The program currently has five priority topics for grants: production risk, price or marketing risk, human resources risk; legal risk (e.g., liability and environmental risk); and financial risk.
The program operates through four regional risk management education centers and a fifth digital center. In 2009, NIFA solicited proposals from institutions in each of the four national regions to manage these centers. Thus, the location for some of the regional centers will change; new centers had not been chosen as of this writing. Updated information about these centers can be found at: www.nifa.usda.gov.
The RME provides accessibility to a wide range of information about RME-funded projects and risk management strategies at its fifth, non-regional, center - the Digital Center for Risk Management Education. As of this writing, this part of RME is housed at the University of Minnesota www.agrisk.umn.edu. However, continued responsibility for this function may change; the following link can direct you to the correct website. www.nifa.usda.gov/nea/economics/in_focus/farm_if_risk.html#risk
The 2008 Farm Bill directed NIFA to emphasize grants to risk management education projects that assist:
- Beginning farmers or ranchers;
- Legal immigrant farmers or ranchers that are attempting to become established producers in the U.S.;
- Socially disadvantaged farmers or ranchers;
- Farmers or ranchers that are preparing to retire and are pursuing transition strategies to help new farmers or ranchers get started, and
- New or established farmers or ranchers that are converting production and marketing systems to pursue new markets.
- $4,900 was granted to Colorado State University Cooperative Extension to develop and train farmers in using a computer-based decision-making tool to help farmers make informed choices around purchases of breeding females.

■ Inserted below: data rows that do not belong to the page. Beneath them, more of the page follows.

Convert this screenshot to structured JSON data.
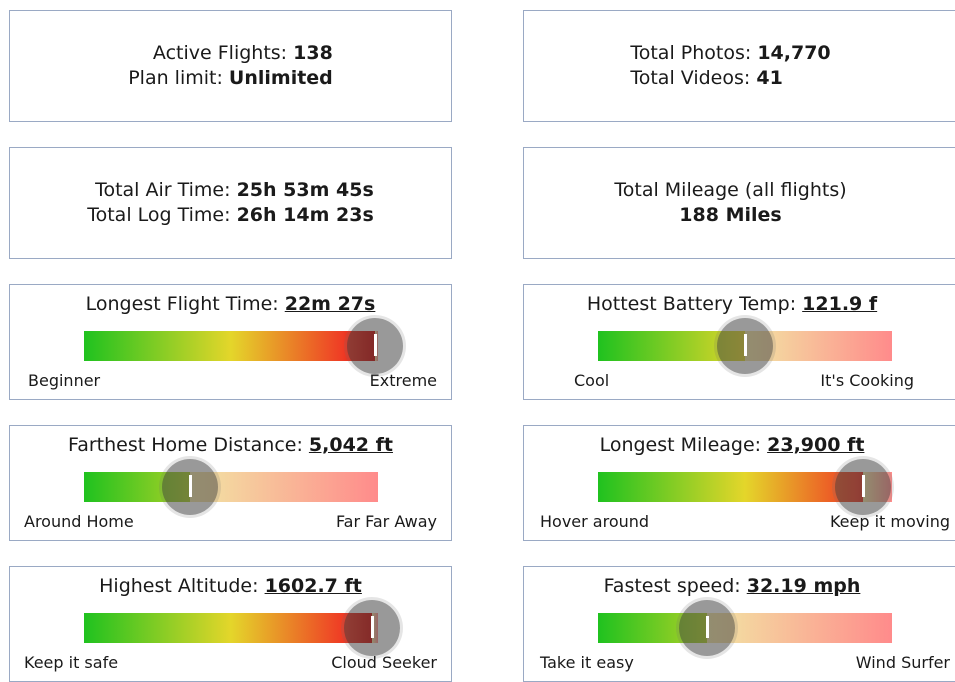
{
  "cards": {
    "flights": {
      "active_label": "Active Flights:",
      "active_value": "138",
      "plan_label": "Plan limit:",
      "plan_value": "Unlimited"
    },
    "media": {
      "photos_label": "Total Photos:",
      "photos_value": "14,770",
      "videos_label": "Total Videos:",
      "videos_value": "41"
    },
    "time": {
      "air_label": "Total Air Time:",
      "air_value": "25h 53m 45s",
      "log_label": "Total Log Time:",
      "log_value": "26h 14m 23s"
    },
    "mileage": {
      "label": "Total Mileage (all flights)",
      "value": "188 Miles"
    }
  },
  "meters": [
    {
      "title": "Longest Flight Time:",
      "value": "22m 27s",
      "min_label": "Beginner",
      "max_label": "Extreme",
      "level": 0.99
    },
    {
      "title": "Hottest Battery Temp:",
      "value": "121.9 f",
      "min_label": "Cool",
      "max_label": "It's Cooking",
      "level": 0.5
    },
    {
      "title": "Farthest Home Distance:",
      "value": "5,042 ft",
      "min_label": "Around Home",
      "max_label": "Far Far Away",
      "level": 0.36
    },
    {
      "title": "Longest Mileage:",
      "value": "23,900 ft",
      "min_label": "Hover around",
      "max_label": "Keep it moving",
      "level": 0.9
    },
    {
      "title": "Highest Altitude:",
      "value": "1602.7 ft",
      "min_label": "Keep it safe",
      "max_label": "Cloud Seeker",
      "level": 0.98
    },
    {
      "title": "Fastest speed:",
      "value": "32.19 mph",
      "min_label": "Take it easy",
      "max_label": "Wind Surfer",
      "level": 0.37
    }
  ],
  "colors": {
    "gradient": [
      "#1fc21f",
      "#e4d62a",
      "#ef3b25",
      "#cc0000"
    ],
    "rest": [
      "#f2e6a4",
      "#ff8b8b"
    ],
    "border": "#9aa9c4"
  }
}
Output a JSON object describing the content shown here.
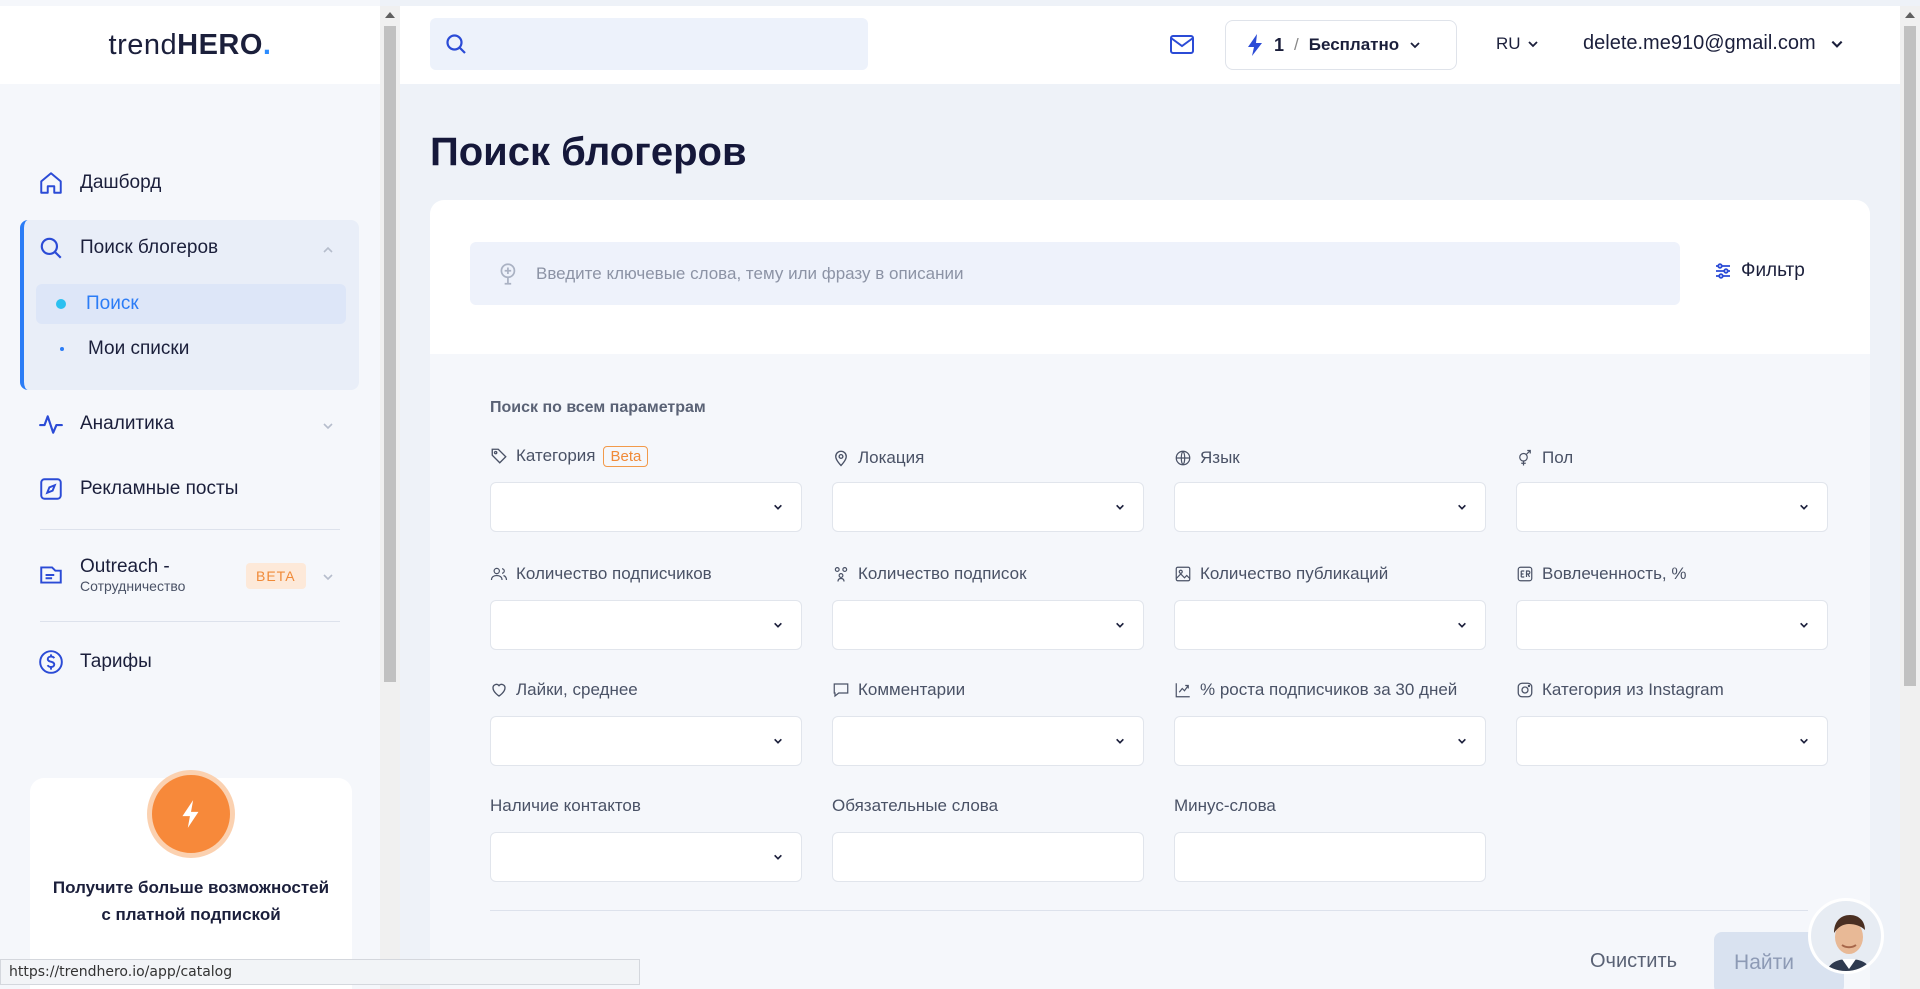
{
  "logo": {
    "part1": "trend",
    "part2": "HERO",
    "dot": "."
  },
  "sidebar": {
    "dashboard": "Дашборд",
    "search_group": "Поиск блогеров",
    "search_sub": "Поиск",
    "lists_sub": "Мои списки",
    "analytics": "Аналитика",
    "ad_posts": "Рекламные посты",
    "outreach": "Outreach -",
    "outreach_sub": "Сотрудничество",
    "outreach_badge": "BETA",
    "tariffs": "Тарифы",
    "promo_text": "Получите больше возможностей с платной подпиской"
  },
  "header": {
    "credits": "1",
    "separator": "/",
    "plan": "Бесплатно",
    "language": "RU",
    "email": "delete.me910@gmail.com"
  },
  "main": {
    "title": "Поиск блогеров",
    "keyword_placeholder": "Введите ключевые слова, тему или фразу в описании",
    "filter_label": "Фильтр",
    "section_label": "Поиск по всем параметрам",
    "fields": {
      "category": "Категория",
      "category_badge": "Beta",
      "location": "Локация",
      "language": "Язык",
      "gender": "Пол",
      "followers": "Количество подписчиков",
      "following": "Количество подписок",
      "posts": "Количество публикаций",
      "engagement": "Вовлеченность, %",
      "likes": "Лайки, среднее",
      "comments": "Комментарии",
      "growth": "% роста подписчиков за 30 дней",
      "ig_category": "Категория из Instagram",
      "contacts": "Наличие контактов",
      "required_words": "Обязательные слова",
      "minus_words": "Минус-слова"
    },
    "clear_label": "Очистить",
    "find_label": "Найти"
  },
  "status_url": "https://trendhero.io/app/catalog",
  "colors": {
    "accent": "#2b7cf6",
    "promo": "#f7893a",
    "title": "#15183a"
  }
}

- $44,572 was granted to Wisconsin's Department of Agriculture, Trade and Consumer Protection to help farmers develop the skills and connections to successfully market products to local food buyers. This project helped link 100 farmers with local food buyers, creating new market opportunities.
- The University of Vermont's Center for Sustainable Agriculture received funding for a series of 6 workshops on different risk management strategies for pasture-raised livestock. Topics ranged from parasite and pest problems to nutrition and diseases, with discussion of methods that meet organic certification requirements.
Application and Financial Information
The RME is funded at $5 million annually. Grant awards will normally not exceed $50,000 for single region projects. Generally, the range of awards, for single region projects is from $5,000 to $50,000; however there is no absolute upper or lower limit on the funds provided to a project. The awards will reflect a mix of project sizes to meet our investment goal of a balanced portfolio.
Eligibility, Uses and Restrictions
Organizations eligible for grants are private and public groups, organizations and institutions including land grant colleges and universities, Cooperative Extension, other colleges and universities, and other qualified public and private entities in the region with a demonstrated capacity to develop and deliver educational programs for agricultural producers and their families. These entities include farm organizations, commodity groups, lenders, consultants, marketers, risk management service providers such as crop insurance agents, and other non-governmental and community-based organizations. Collaboration between the public and private sectors is strongly encouraged.